In nonrandomized cohort studies, compared to baseline there was a significant increase in SBP (difference +4.4 mm Hg, 95% confidence interval [CI] +0.8 to +8.0, p = 0.02) after CRT ( Figure 2 ). This was concordant in the randomized controlled trials, where there was a significantly higher SBP (difference +3.9 mm Hg, 95% CI +1.1 to +6.8, p = 0.007) in the CRT group compared to the medical therapy alone group ( Figure 3 ).

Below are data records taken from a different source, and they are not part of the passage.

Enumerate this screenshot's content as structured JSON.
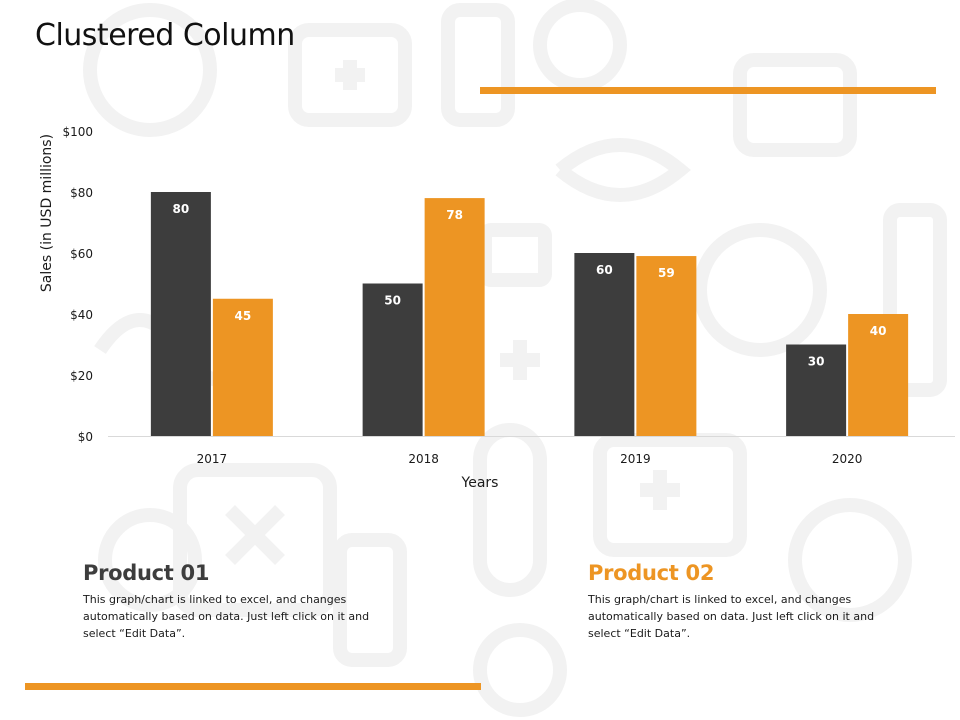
{
  "page": {
    "title": "Clustered Column"
  },
  "colors": {
    "accent": "#ED9523",
    "dark": "#3D3D3D",
    "axis": "#D9D9D9",
    "watermark": "#F2F2F2"
  },
  "chart_data": {
    "type": "bar",
    "categories": [
      "2017",
      "2018",
      "2019",
      "2020"
    ],
    "series": [
      {
        "name": "Product 01",
        "values": [
          80,
          50,
          60,
          30
        ],
        "color": "#3D3D3D"
      },
      {
        "name": "Product 02",
        "values": [
          45,
          78,
          59,
          40
        ],
        "color": "#ED9523"
      }
    ],
    "xlabel": "Years",
    "ylabel": "Sales (in USD millions)",
    "ylim": [
      0,
      100
    ],
    "yticks": [
      "$0",
      "$20",
      "$40",
      "$60",
      "$80",
      "$100"
    ],
    "data_labels": true,
    "grid": false,
    "legend": "below"
  },
  "legend_blocks": [
    {
      "title": "Product 01",
      "text": "This graph/chart is linked to excel, and changes automatically based on data. Just left click on it and select “Edit Data”."
    },
    {
      "title": "Product 02",
      "text": "This graph/chart is linked to excel, and changes automatically based on data. Just left click on it and select “Edit Data”."
    }
  ]
}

In nonrandomized cohort studies, compared to baseline there was no change in DBP (difference +1.0 mm Hg, 95% CI −0.6 to +2.6, p = 0.20) after CRT ( Figure 4 ). Similarly, in the randomized controlled trials, there was no change in DBP (difference +0.5 mm Hg, 95% CI −0.7 to +1.7, p = 0.40) in the CRT group compared to the medical therapy alone group ( Figure 5 ).